This angry rant comes from the most horrid walk home from work, that has raised a lot of questions in my mind. To set the scene, I had just got off the tube and was engrossed in my book, so as I made my way along the street home, I was continuing to read. Clearly, I’m being no bother to anyone, I’m not even looking at people. Now, I have just moved house so, it is one straight road that takes me about 15 minutes to bumble along it. The main road I walk down, however today was full of mostly groups of men in work vans trying to make their way home in bumper-to-bumper queues, travelling at 5mph due to the after work 5pm rush. In this time I received five comments, a cat noise and car beep. So, here’s my problem.
Comment number 1.
“Geek!” Some teenagers. I walked past some kids getting off the bus and they genuinely shouted geek at me because I was reading a book. Now, where do I start? This little girl, who followed every word it seems with “bruv” should probably spend more time reading books rather than getting fingered by Gaz, Mike and Daz whilst drinking wkd. Not worth the retaliation as this little fuck stain isn’t going to be going further than the back alley of Cannons Park in life.
Comment number 2.
“I like your hair it’s cool” – Hipster in van. Ok, that was quite nice. I smiled and said “thank you.”
Comment number 3
“I’ve seen better legs on a coffee table” – really fat, gross sweaty man in a fiesta with heroin-ridden looking friend. This over-sized giant creature, slimed over his friend and shouted “oi” first before he delivered this… erm… I guess insult? Now, this one pissed me off. But, I was more pissed off at myself. Because it did upset me. I couldn’t understand why someone I don’t know would want to say horrible things to me. I do have massive insecurities about my body, especially my legs and I hate to say it, but for a minute, I thought that the rank sweaty man had a point. Why did I have my big fat legs on display? But, now that I’m home and I’ve thought about it. Fuck you, you big giant turd blossom. What gives anyone the right to say nasty things to strangers. Especially when you’re so fat your mounds of flesh are rolling out of your car window. I didn’t feel the need to pop my head in his car and tell him I could make a lifetime supply of soap using his fat mounds. Horrible slug!
Comment number 4
Wanna sit on my face, dahling? – topless and toothless scabby boy/man. No!, No-one does. I’m pretty certain, these types of guys think that they are quite charming. Maybe, once some lovely skag head replied with “alright then babe, might be a gammy and knotty down there, but i’ll give it go.” And now he thinks, one day someone is going to take him up on his offer again. Who knows!
Comment number 5
“Eugh, look at her tattoo” – basic bitch with ratty extensions, dark lipliner and bad eyebrows. I don’t know with this one, like, you don’t like my tattoos, I don’t like your giant, black slug-like eyebrows. Again, I managed not to come over to your car and ask you if you’re sponsored by Nike. If I can do it, you can just do it love!

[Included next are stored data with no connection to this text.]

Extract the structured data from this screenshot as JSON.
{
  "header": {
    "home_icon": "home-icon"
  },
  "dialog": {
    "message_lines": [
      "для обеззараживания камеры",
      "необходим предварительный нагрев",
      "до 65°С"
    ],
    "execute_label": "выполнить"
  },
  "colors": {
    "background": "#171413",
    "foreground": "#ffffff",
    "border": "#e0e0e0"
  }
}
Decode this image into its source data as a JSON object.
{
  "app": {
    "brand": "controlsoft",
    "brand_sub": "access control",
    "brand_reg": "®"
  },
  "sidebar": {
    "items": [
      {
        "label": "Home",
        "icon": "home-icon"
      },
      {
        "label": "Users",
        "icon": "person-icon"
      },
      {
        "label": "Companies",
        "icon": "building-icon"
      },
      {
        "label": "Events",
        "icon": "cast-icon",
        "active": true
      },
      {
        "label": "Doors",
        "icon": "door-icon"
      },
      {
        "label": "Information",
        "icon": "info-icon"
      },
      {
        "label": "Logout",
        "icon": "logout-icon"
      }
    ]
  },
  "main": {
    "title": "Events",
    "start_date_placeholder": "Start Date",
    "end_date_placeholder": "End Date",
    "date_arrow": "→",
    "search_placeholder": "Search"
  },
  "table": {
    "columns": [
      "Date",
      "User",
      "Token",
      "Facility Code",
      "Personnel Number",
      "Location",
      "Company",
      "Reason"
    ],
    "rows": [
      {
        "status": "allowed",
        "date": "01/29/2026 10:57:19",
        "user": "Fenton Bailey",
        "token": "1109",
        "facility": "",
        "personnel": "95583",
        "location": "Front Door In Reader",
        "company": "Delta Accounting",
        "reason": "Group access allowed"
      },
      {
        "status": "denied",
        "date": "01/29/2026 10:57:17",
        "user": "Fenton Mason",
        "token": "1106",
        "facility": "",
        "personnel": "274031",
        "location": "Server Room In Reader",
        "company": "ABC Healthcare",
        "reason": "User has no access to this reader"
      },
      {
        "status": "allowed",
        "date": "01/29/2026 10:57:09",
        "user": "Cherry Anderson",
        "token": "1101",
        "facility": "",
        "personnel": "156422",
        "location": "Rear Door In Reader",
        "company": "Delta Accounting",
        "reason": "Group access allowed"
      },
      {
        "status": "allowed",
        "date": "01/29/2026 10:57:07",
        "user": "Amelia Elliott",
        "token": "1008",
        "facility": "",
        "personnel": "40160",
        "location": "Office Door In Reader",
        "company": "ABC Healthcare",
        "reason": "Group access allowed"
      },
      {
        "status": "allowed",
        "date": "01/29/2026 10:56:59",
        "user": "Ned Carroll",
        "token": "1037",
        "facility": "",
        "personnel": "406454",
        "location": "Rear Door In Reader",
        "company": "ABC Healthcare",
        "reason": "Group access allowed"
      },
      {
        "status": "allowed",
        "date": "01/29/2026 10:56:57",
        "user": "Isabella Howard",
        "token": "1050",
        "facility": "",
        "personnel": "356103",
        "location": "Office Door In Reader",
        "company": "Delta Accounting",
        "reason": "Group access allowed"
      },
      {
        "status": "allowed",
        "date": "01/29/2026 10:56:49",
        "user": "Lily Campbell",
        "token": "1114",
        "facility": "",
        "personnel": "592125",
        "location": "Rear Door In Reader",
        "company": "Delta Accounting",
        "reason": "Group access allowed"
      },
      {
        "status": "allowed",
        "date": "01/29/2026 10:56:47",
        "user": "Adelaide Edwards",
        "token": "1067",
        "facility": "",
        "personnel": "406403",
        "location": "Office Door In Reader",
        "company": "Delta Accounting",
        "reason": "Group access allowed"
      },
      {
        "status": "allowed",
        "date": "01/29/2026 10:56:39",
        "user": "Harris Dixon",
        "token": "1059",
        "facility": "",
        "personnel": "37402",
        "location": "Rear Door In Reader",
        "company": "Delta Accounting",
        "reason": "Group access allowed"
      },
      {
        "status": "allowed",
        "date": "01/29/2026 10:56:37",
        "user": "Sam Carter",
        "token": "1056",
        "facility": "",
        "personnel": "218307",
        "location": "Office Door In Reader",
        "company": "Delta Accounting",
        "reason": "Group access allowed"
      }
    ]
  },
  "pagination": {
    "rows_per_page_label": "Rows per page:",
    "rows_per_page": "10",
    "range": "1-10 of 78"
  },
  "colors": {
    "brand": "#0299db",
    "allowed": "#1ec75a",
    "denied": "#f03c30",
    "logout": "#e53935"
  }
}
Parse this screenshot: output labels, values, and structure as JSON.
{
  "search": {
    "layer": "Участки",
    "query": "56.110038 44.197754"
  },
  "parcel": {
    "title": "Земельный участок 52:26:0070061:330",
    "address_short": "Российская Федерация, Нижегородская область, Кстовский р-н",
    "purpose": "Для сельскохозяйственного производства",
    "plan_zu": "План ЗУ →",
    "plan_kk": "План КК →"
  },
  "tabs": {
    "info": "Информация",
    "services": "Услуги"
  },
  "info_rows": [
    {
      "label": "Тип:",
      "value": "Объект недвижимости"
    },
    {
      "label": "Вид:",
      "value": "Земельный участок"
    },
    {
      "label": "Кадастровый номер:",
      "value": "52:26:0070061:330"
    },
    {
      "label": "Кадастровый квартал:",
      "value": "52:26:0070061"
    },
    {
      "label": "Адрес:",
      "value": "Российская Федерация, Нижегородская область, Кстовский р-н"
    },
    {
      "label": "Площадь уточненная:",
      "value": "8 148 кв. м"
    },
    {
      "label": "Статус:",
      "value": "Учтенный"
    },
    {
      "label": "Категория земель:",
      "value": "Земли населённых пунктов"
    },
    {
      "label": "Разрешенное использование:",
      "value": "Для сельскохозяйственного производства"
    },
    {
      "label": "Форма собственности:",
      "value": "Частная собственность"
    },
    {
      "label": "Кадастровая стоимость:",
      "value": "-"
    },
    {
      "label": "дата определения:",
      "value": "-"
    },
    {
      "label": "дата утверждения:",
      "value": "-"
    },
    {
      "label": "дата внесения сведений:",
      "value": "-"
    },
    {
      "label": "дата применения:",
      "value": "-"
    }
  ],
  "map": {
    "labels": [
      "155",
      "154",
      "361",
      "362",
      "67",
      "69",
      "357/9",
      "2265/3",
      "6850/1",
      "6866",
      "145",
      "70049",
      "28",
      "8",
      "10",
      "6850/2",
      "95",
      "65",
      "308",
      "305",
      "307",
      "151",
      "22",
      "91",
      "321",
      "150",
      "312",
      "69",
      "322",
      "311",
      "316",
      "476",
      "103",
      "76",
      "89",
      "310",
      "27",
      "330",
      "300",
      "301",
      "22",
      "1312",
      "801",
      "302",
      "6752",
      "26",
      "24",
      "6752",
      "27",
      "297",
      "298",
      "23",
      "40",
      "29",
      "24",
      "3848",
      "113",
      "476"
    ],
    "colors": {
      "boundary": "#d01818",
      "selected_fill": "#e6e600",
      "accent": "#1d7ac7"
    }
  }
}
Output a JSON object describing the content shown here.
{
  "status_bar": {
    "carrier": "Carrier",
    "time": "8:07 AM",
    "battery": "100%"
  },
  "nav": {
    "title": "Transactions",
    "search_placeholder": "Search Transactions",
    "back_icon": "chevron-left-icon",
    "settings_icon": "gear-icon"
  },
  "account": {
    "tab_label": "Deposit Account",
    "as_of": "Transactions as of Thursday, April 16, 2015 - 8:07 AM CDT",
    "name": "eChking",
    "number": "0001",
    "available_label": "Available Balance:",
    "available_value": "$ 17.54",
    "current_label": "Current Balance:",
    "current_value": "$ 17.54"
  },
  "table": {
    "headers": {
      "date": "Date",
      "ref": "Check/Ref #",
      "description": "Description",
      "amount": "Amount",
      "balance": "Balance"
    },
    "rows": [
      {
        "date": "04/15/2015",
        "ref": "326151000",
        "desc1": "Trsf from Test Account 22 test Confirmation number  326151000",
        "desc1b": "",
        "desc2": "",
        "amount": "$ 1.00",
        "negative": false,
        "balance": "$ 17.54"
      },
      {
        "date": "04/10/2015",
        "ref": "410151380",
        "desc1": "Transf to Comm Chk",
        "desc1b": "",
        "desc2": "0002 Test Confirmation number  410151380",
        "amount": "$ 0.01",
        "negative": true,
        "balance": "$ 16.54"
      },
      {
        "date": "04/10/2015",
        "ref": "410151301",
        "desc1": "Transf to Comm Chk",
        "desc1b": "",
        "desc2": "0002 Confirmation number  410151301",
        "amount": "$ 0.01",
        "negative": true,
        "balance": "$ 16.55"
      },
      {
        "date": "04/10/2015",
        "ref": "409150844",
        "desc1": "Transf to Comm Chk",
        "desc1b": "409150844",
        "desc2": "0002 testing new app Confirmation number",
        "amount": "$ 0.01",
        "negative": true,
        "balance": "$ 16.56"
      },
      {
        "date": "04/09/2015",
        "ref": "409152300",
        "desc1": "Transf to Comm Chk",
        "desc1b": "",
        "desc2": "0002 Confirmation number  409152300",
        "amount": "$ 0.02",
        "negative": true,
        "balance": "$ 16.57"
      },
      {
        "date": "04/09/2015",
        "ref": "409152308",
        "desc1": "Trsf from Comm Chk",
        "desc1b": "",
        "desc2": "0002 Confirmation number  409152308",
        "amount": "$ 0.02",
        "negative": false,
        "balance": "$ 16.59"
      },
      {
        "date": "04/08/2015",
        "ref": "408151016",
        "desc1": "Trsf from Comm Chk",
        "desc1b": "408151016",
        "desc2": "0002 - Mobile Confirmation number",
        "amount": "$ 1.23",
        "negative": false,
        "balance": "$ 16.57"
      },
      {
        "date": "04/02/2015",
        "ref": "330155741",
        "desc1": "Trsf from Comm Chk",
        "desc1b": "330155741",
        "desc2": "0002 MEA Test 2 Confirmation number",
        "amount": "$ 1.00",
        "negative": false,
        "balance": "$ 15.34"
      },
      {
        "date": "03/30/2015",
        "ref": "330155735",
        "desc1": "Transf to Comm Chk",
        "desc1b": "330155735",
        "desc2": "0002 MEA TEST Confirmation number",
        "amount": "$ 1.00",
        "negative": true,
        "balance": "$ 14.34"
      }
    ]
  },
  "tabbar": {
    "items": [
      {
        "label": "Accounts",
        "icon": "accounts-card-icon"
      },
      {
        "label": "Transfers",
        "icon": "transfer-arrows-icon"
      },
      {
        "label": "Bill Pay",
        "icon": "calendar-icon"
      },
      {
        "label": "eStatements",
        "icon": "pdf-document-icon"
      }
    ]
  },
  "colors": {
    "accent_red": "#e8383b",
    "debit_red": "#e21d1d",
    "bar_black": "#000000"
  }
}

So, why am I writing this in a blog post. I’m a feisty bitch when I want to be so why didn’t I say anything to these people? A couple of days ago I was walking home and a car of guys went past and shouted at me “nice tits” so I stuck my finger up and told them to “fuck off.” They drove off and I thought that was the end of it, but they actually turned around at the round about and kerb crawled next to me the entire walk home shouting things like “do you know who you’re talking to? If you did you’d be on your knees sucking my dick I tell ya” and “I’d fucking rape her for back chatting if she wasn’t so fucking ugly.” Needless to say, it was really scary. I felt safe enough knowing that I was on a main road and nearly home, but it was embarrassing and I felt violated. I am finally a point in my life where I’m ok with my body and the way I look, but the more things like this happen, I take a step back. Wondering if they are right, am I fat? Am I ugly? But, I know these people’s opinion doesn’t matter and they do it for the power and control. And I wont let anyone have power or control over me, especially when you’re a pathetic coward making comments from the safety of your car. What losers!